Cela étant, le GNA a en quelque sorte hérité des soutiens de son prédécesseur. En clair, la Turquie et le Qatar [voire l’Iran] ont pris fait et cause pour lui lors de l’offensive lancée début avril en direction de Tripoli par l’ANL du maréchal Haftar, lequel a gardé la confiance des Émirats arabes unis, de l’Égypte et de l’Arabie Saoudite.

Depuis 2016, on sait que les Émirats arabes unis ont déployés des forces aériennes sur la base aérienne d’Al-Khadim, située à une centaine de kilomètres de Benghazi, afin d’appuyer l’ANL dans ses opérations anti-jihadistes. Ainsi, en mai 2018, un drone Wing Loong II, de fabrication chinoise et mis en oeuvre par les militaires émiratis, a directement été engagé dans la bataille de Derna, qui opposait les troupes du maréchal Haftar à des combattants proches de la mouvance d’al-Qaïda.

Et plusieurs éléments laissent à penser que de tels appareils ont été utilisés pour mener, à Tripoli, des frappes aériennes contre des milices qui disent soutenir le GNA. Des restes de missiles, dont les photographies ont été mises en ligne, ont permis d’identifier des munitions chinoises de type Blue Arrow-7 [LJ-7], lesquelles peuvent être emportées par des drones Wing Loong II.
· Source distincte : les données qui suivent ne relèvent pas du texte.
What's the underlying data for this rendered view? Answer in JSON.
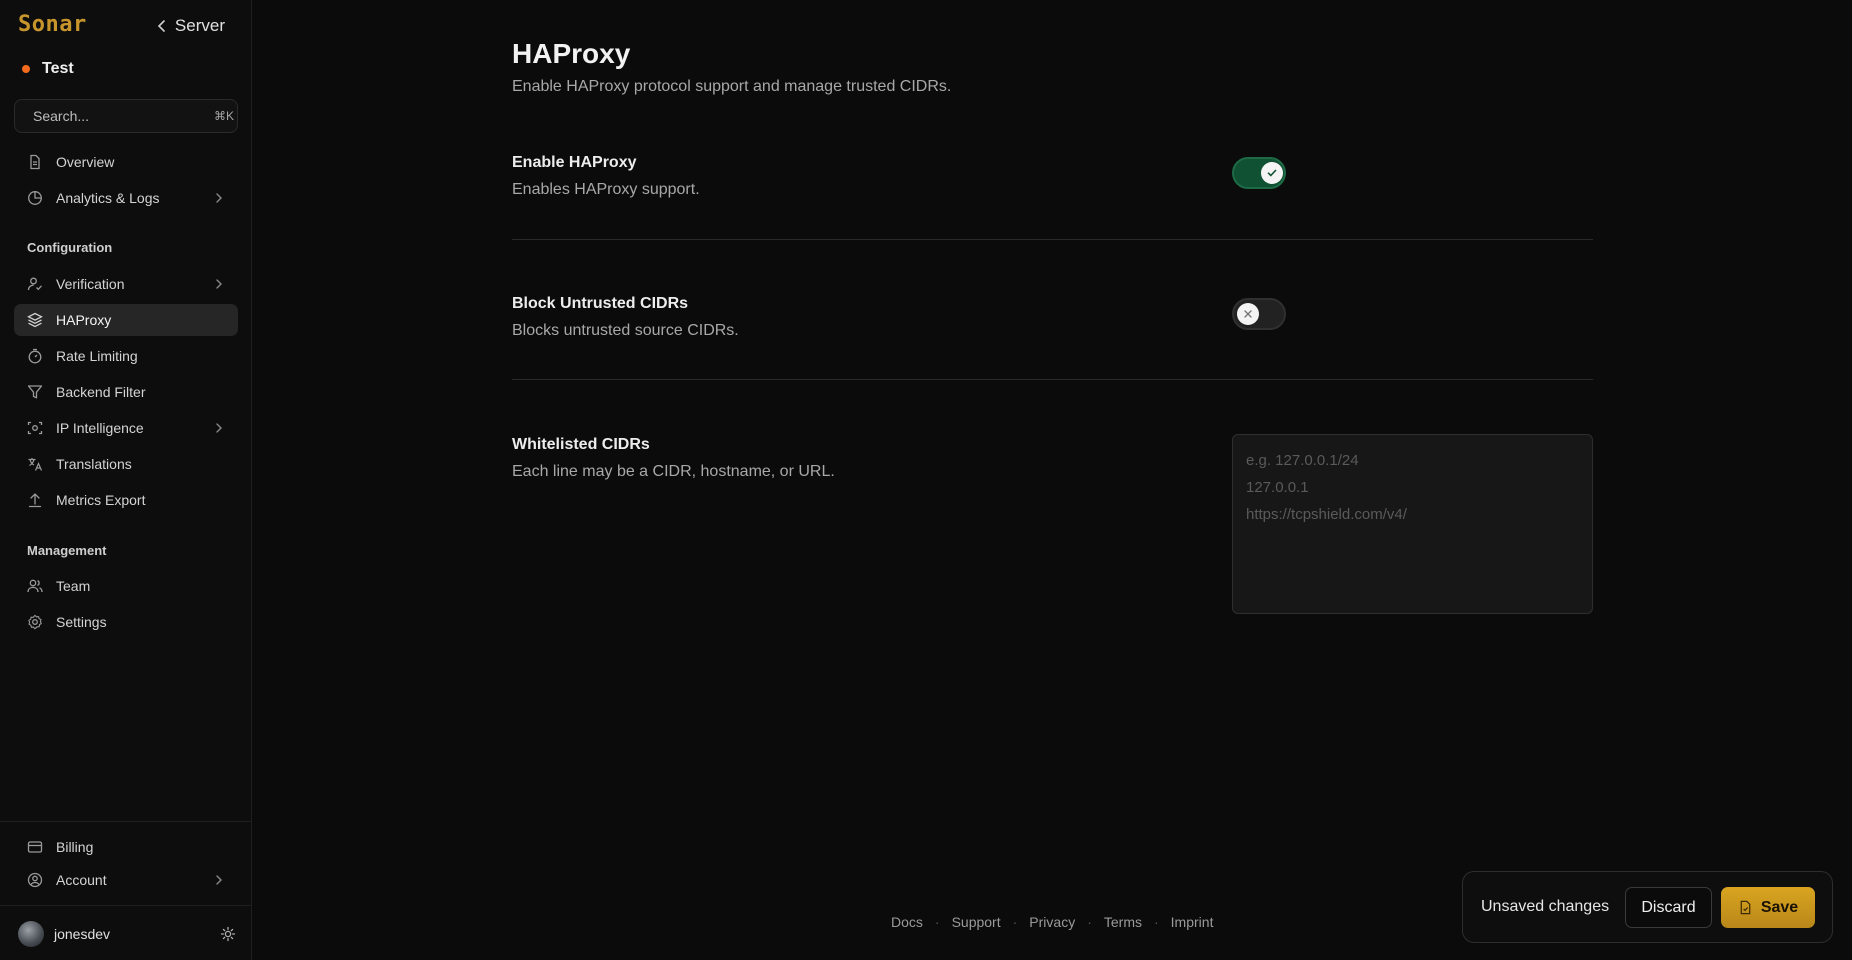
{
  "sidebar": {
    "logo": "Sonar",
    "back_label": "Server",
    "server_name": "Test",
    "search": {
      "placeholder": "Search...",
      "shortcut": "⌘K"
    },
    "items_top": [
      {
        "label": "Overview",
        "icon": "document-icon"
      },
      {
        "label": "Analytics & Logs",
        "icon": "chart-pie-icon",
        "has_submenu": true
      }
    ],
    "configuration_label": "Configuration",
    "configuration_items": [
      {
        "label": "Verification",
        "icon": "user-check-icon",
        "has_submenu": true
      },
      {
        "label": "HAProxy",
        "icon": "layers-icon",
        "active": true
      },
      {
        "label": "Rate Limiting",
        "icon": "timer-icon"
      },
      {
        "label": "Backend Filter",
        "icon": "filter-icon"
      },
      {
        "label": "IP Intelligence",
        "icon": "eye-scan-icon",
        "has_submenu": true
      },
      {
        "label": "Translations",
        "icon": "translate-icon"
      },
      {
        "label": "Metrics Export",
        "icon": "upload-icon"
      }
    ],
    "management_label": "Management",
    "management_items": [
      {
        "label": "Team",
        "icon": "users-icon"
      },
      {
        "label": "Settings",
        "icon": "gear-icon"
      }
    ],
    "bottom_items": [
      {
        "label": "Billing",
        "icon": "credit-card-icon"
      },
      {
        "label": "Account",
        "icon": "user-circle-icon",
        "has_submenu": true
      }
    ],
    "user": {
      "name": "jonesdev"
    }
  },
  "page": {
    "title": "HAProxy",
    "subtitle": "Enable HAProxy protocol support and manage trusted CIDRs."
  },
  "settings": {
    "enable_haproxy": {
      "title": "Enable HAProxy",
      "description": "Enables HAProxy support.",
      "enabled": true
    },
    "block_untrusted": {
      "title": "Block Untrusted CIDRs",
      "description": "Blocks untrusted source CIDRs.",
      "enabled": false
    },
    "whitelisted": {
      "title": "Whitelisted CIDRs",
      "description": "Each line may be a CIDR, hostname, or URL.",
      "value": "",
      "placeholder": "e.g. 127.0.0.1/24\n127.0.0.1\nhttps://tcpshield.com/v4/"
    }
  },
  "footer": {
    "links": [
      "Docs",
      "Support",
      "Privacy",
      "Terms",
      "Imprint"
    ],
    "separator": "·"
  },
  "unsaved_bar": {
    "message": "Unsaved changes",
    "discard_label": "Discard",
    "save_label": "Save"
  },
  "colors": {
    "brand": "#c7952b",
    "status_dot": "#f26b1d",
    "toggle_on": "#0f5132",
    "save_button": "#d9a520"
  }
}
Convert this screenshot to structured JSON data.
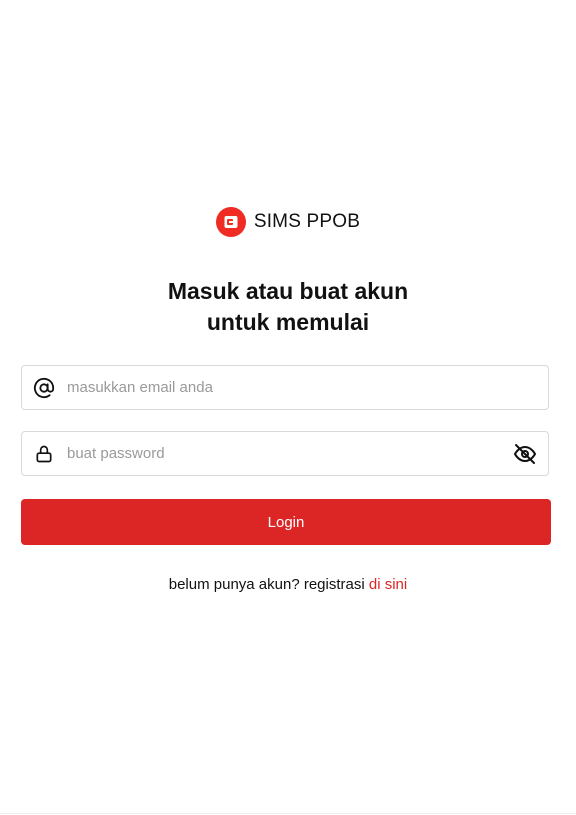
{
  "brand": {
    "name": "SIMS PPOB",
    "logo_color": "#ef2b24"
  },
  "heading": {
    "line1": "Masuk atau buat akun",
    "line2": "untuk memulai"
  },
  "email_field": {
    "placeholder": "masukkan email anda",
    "value": "",
    "icon": "at-sign-icon"
  },
  "password_field": {
    "placeholder": "buat password",
    "value": "",
    "icon": "lock-icon",
    "toggle_icon": "eye-off-icon"
  },
  "login_button": {
    "label": "Login",
    "color": "#dc2626"
  },
  "footer": {
    "text": "belum punya akun? registrasi ",
    "link_text": "di sini",
    "link_color": "#dc2626"
  }
}
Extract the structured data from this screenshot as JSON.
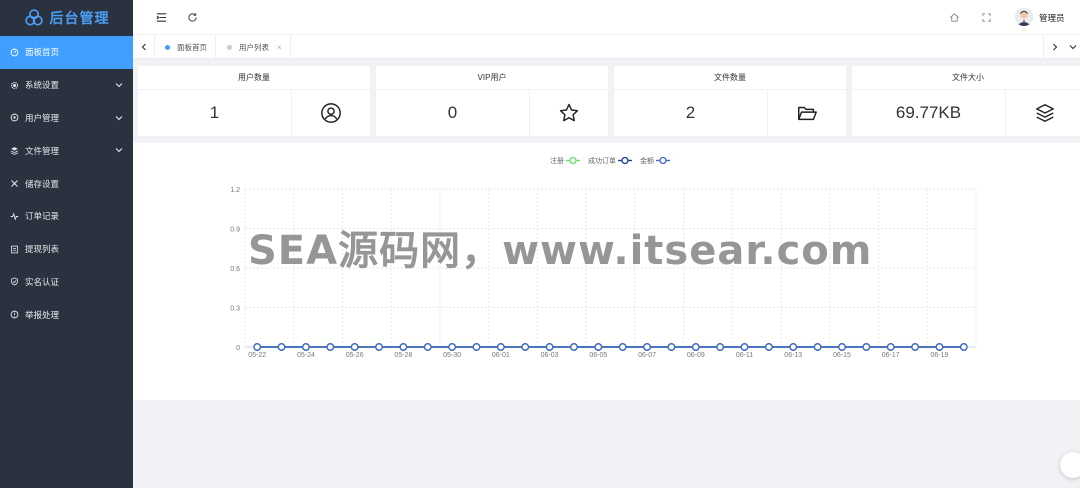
{
  "app": {
    "title": "后台管理",
    "brand_color": "#4a9ff5"
  },
  "sidebar": {
    "items": [
      {
        "label": "面板首页",
        "icon": "dashboard-icon",
        "active": true,
        "expandable": false
      },
      {
        "label": "系统设置",
        "icon": "gear-icon",
        "active": false,
        "expandable": true
      },
      {
        "label": "用户管理",
        "icon": "user-cog-icon",
        "active": false,
        "expandable": true
      },
      {
        "label": "文件管理",
        "icon": "layers-icon",
        "active": false,
        "expandable": true
      },
      {
        "label": "储存设置",
        "icon": "storage-icon",
        "active": false,
        "expandable": false
      },
      {
        "label": "订单记录",
        "icon": "activity-icon",
        "active": false,
        "expandable": false
      },
      {
        "label": "提现列表",
        "icon": "list-icon",
        "active": false,
        "expandable": false
      },
      {
        "label": "实名认证",
        "icon": "shield-check-icon",
        "active": false,
        "expandable": false
      },
      {
        "label": "举报处理",
        "icon": "alert-circle-icon",
        "active": false,
        "expandable": false
      }
    ]
  },
  "header": {
    "icons": [
      "menu-toggle-icon",
      "refresh-icon",
      "home-icon",
      "fullscreen-icon"
    ],
    "user_name": "管理员"
  },
  "tabs": [
    {
      "label": "面板首页",
      "active": true
    },
    {
      "label": "用户列表",
      "active": false,
      "closable": true
    }
  ],
  "tab_close_glyph": "×",
  "stats": [
    {
      "title": "用户数量",
      "value": "1",
      "icon": "user-circle-icon"
    },
    {
      "title": "VIP用户",
      "value": "0",
      "icon": "star-icon"
    },
    {
      "title": "文件数量",
      "value": "2",
      "icon": "folder-open-icon"
    },
    {
      "title": "文件大小",
      "value": "69.77KB",
      "icon": "layers-icon"
    }
  ],
  "chart_data": {
    "type": "line",
    "legend": [
      "注册",
      "成功订单",
      "金额"
    ],
    "legend_placement": "top-center",
    "x": [
      "05-22",
      "05-23",
      "05-24",
      "05-25",
      "05-26",
      "05-27",
      "05-28",
      "05-29",
      "05-30",
      "05-31",
      "06-01",
      "06-02",
      "06-03",
      "06-04",
      "06-05",
      "06-06",
      "06-07",
      "06-08",
      "06-09",
      "06-10",
      "06-11",
      "06-12",
      "06-13",
      "06-14",
      "06-15",
      "06-16",
      "06-17",
      "06-18",
      "06-19",
      "06-20"
    ],
    "x_tick_labels": [
      "05-22",
      "05-24",
      "05-26",
      "05-28",
      "05-30",
      "06-01",
      "06-03",
      "06-05",
      "06-07",
      "06-09",
      "06-11",
      "06-13",
      "06-15",
      "06-17",
      "06-19"
    ],
    "series": [
      {
        "name": "注册",
        "color": "#67e06b",
        "values": [
          0,
          0,
          0,
          0,
          0,
          0,
          0,
          0,
          0,
          0,
          0,
          0,
          0,
          0,
          0,
          0,
          0,
          0,
          0,
          0,
          0,
          0,
          0,
          0,
          0,
          0,
          0,
          0,
          0,
          0
        ]
      },
      {
        "name": "成功订单",
        "color": "#1f3a93",
        "values": [
          0,
          0,
          0,
          0,
          0,
          0,
          0,
          0,
          0,
          0,
          0,
          0,
          0,
          0,
          0,
          0,
          0,
          0,
          0,
          0,
          0,
          0,
          0,
          0,
          0,
          0,
          0,
          0,
          0,
          0
        ]
      },
      {
        "name": "金额",
        "color": "#3f6cc4",
        "values": [
          0,
          0,
          0,
          0,
          0,
          0,
          0,
          0,
          0,
          0,
          0,
          0,
          0,
          0,
          0,
          0,
          0,
          0,
          0,
          0,
          0,
          0,
          0,
          0,
          0,
          0,
          0,
          0,
          0,
          0
        ]
      }
    ],
    "y_ticks": [
      0,
      0.3,
      0.6,
      0.9,
      1.2
    ],
    "ylim": [
      0,
      1.2
    ],
    "grid": true
  },
  "watermark": {
    "text": "SEA源码网，www.itsear.com"
  }
}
Or, explique Arnaud Delalande, qui suit de près l’évolution des forces en présence en Libye, « les Émirats en possèdent et en ont déployé sur le base d’al-Khadim. Ils ont également été utilisés au Yémen par la coalition sous commandement saoudien. Les Wing Loong ont aussi intégré la force aérienne égyptienne depuis octobre. »
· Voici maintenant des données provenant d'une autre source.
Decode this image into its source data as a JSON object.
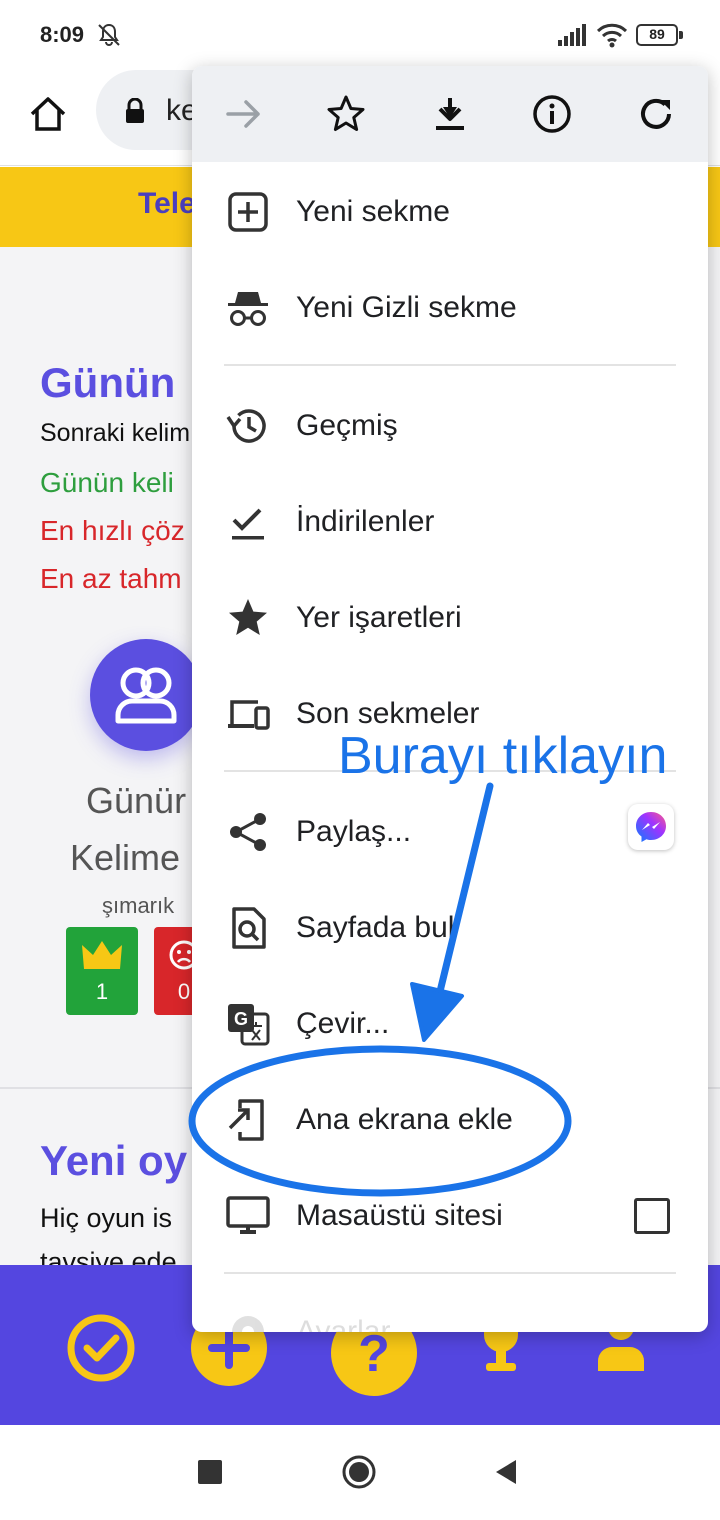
{
  "status_bar": {
    "time": "8:09",
    "battery": "89"
  },
  "browser_bar": {
    "url_fragment": "ke"
  },
  "page": {
    "banner_text": "Tele",
    "title": "Günün",
    "line1": "Sonraki kelim",
    "line2": "Günün keli",
    "line3": "En hızlı çöz",
    "line4": "En az tahm",
    "word1": "Günür",
    "word2": "Kelime",
    "small_word": "şımarık",
    "badge_green_value": "1",
    "badge_red_value": "0",
    "title2": "Yeni oy",
    "line5": "Hiç oyun is",
    "line6": "tavsiye ede"
  },
  "menu": {
    "top_icons": [
      "forward-arrow-icon",
      "star-icon",
      "download-icon",
      "info-icon",
      "refresh-icon"
    ],
    "items": [
      {
        "label": "Yeni sekme",
        "icon": "new-tab-icon"
      },
      {
        "label": "Yeni Gizli sekme",
        "icon": "incognito-icon"
      },
      {
        "label": "Geçmiş",
        "icon": "history-icon"
      },
      {
        "label": "İndirilenler",
        "icon": "downloads-check-icon"
      },
      {
        "label": "Yer işaretleri",
        "icon": "bookmark-star-icon"
      },
      {
        "label": "Son sekmeler",
        "icon": "devices-icon"
      },
      {
        "label": "Paylaş...",
        "icon": "share-icon"
      },
      {
        "label": "Sayfada bul",
        "icon": "find-in-page-icon"
      },
      {
        "label": "Çevir...",
        "icon": "translate-icon"
      },
      {
        "label": "Ana ekrana ekle",
        "icon": "add-to-home-icon"
      },
      {
        "label": "Masaüstü sitesi",
        "icon": "desktop-icon"
      },
      {
        "label": "Ayarlar",
        "icon": "settings-icon"
      }
    ]
  },
  "annotation": {
    "text": "Burayı tıklayın",
    "color": "#1a73e8"
  },
  "colors": {
    "accent": "#5446e0",
    "banner": "#f7c715",
    "annotation": "#1a73e8"
  }
}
Reste qu’un embargo sur les armes est actuellement imposé à la Libye, ce qui motive, d’ailleurs, l’enquête des experts de l’ONU puisqu’aucune des parties en Libye n’est supposée disposer de drones Wing Lonng II. Ce que le ministre des Affaires étrangères du Qatar, Mohammed ben Abdelrrahmane Al-Thani, a rappelé le 16 avril dernier. « La guerre ne s’arrêtera pas avec les appels lancés dès le premier jour et que [le maréchal Kkalifa] Haftar a ignorés ni, comme l’a demandé Tripoli, en libérant de l’embargo le gouvernement [d’union nationale de Fayez al-]Sarraj pour lui permettre d’acheter des armes pour se défendre », a-t-il dit. Et d’ajouter que la communauté internationale ne pourra faire cesser les combats qu' »en rendant effectif l’embargo aussi envers Haftar et en empêchant que ces pays qui l’ont équipé en munitions et en armements très modernes continuent à le faire. »

En attendant, selon un rapport auquel l’AFP a eu accès, les Nations unies ont ouvert une enquête sur les frappes présumés de drones ayant eu lieu à Tripoli.
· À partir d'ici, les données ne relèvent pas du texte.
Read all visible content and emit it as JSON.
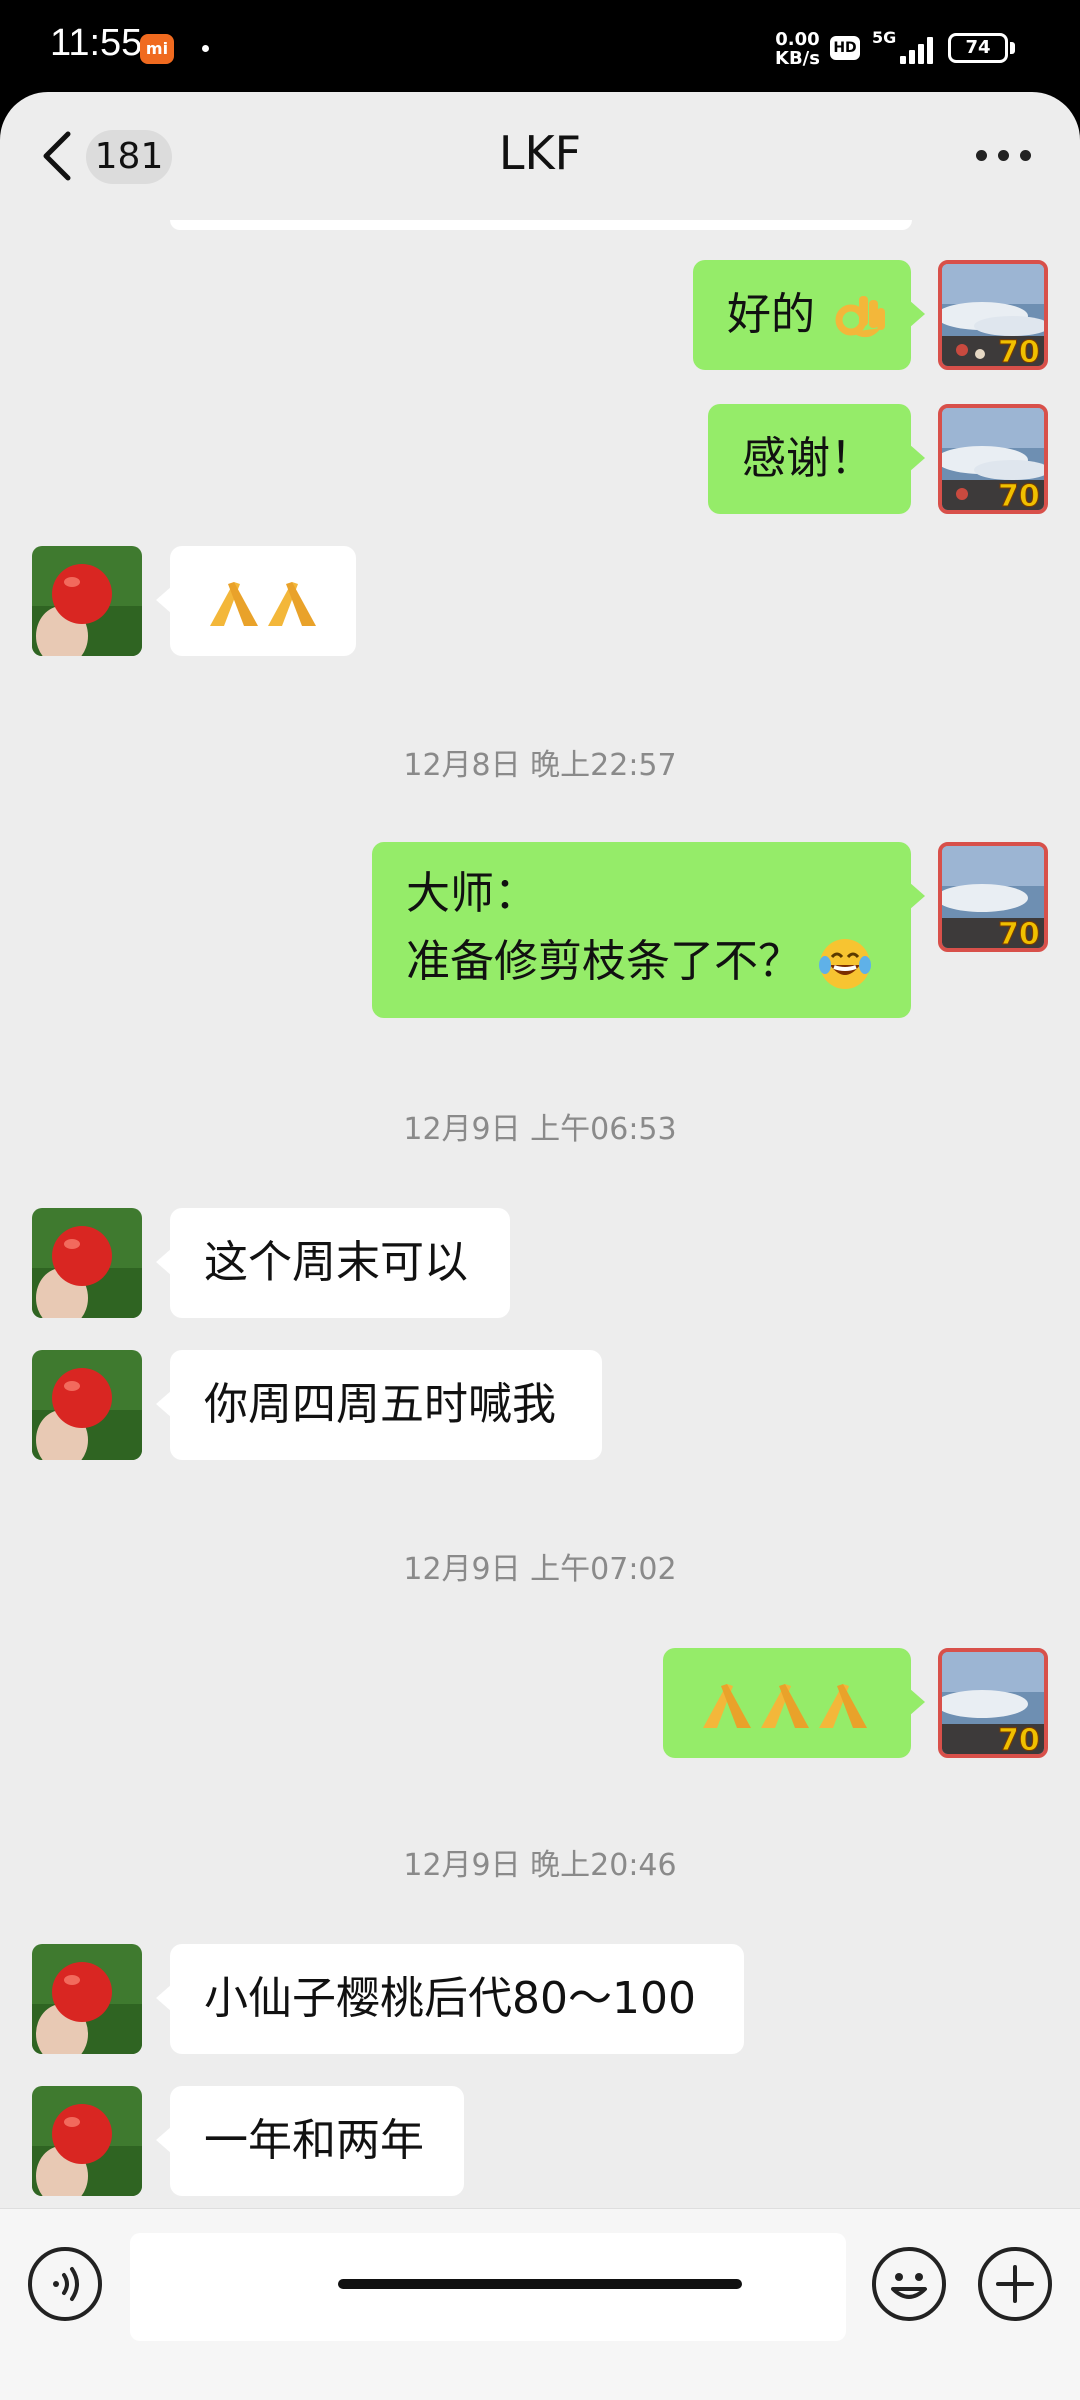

« Le groupe d’experts enquête sur l’utilisation probable de variantes du drone Wing Loong par l’ANL ou par une tierce partie en soutien de l’ANL », indique le rapport de l’ONU, pour qui il est « presque certain » que les missiles utilisés pour ces frappes n’ont « pas été fournis directement par le fabricant ou par la Chine à la Libye. »

Quoi qu’il en soit, les Émirats ont récemment [et une nouvelle fois] justifié leur soutien au maréchal Haftar. Affirmant que des « milices extrémistes » contrôlent Tripoli en disant soutenir le GNA, le le ministre émirati des Affaires étrangères, Anwar Gargash, a estimé que la « priorité en Libye doit être de contrer l’extrémisme et le terrorisme et de soutenir la stabilité. »

Un point de vue que n’est pas loin de partager Paris, du moins sur les milices pro-GNA. « On trouve parmi les miliciens des responsables de hold-up, des spécialistes de la prédation et des jihadistes » ainsi que des « groupes mafieux de passeurs, qui torturent et mettent en esclavage des migrants », a déclaré Jean-Yves Le Drian, le ministre français des Affaires étrangères, dans un entretien donné au Figaro. « Ils ne se battent pas pour Sarraj mais pour la protection de leurs activités criminelles », a-t-il insisté.

Cela étant, l’implication « éventuelle » de drones dans la bataille pour le contrôle de la capitale libyenne qui fait rage actuellement ne serait une première pour la force aérienne émiratie. Durant l’été 2014, cette dernière avait bombardé des positions islamistes à Tripoli avec ses Mirage 2000-9.

Par ailleurs, le 30 avril, les forces pro-GNA ont diffusé des photographies montrant les restes d’un drone de renseignement Orlan-10, de conception russe. Cet appareil aurait été abattu dans les environs de Syrte.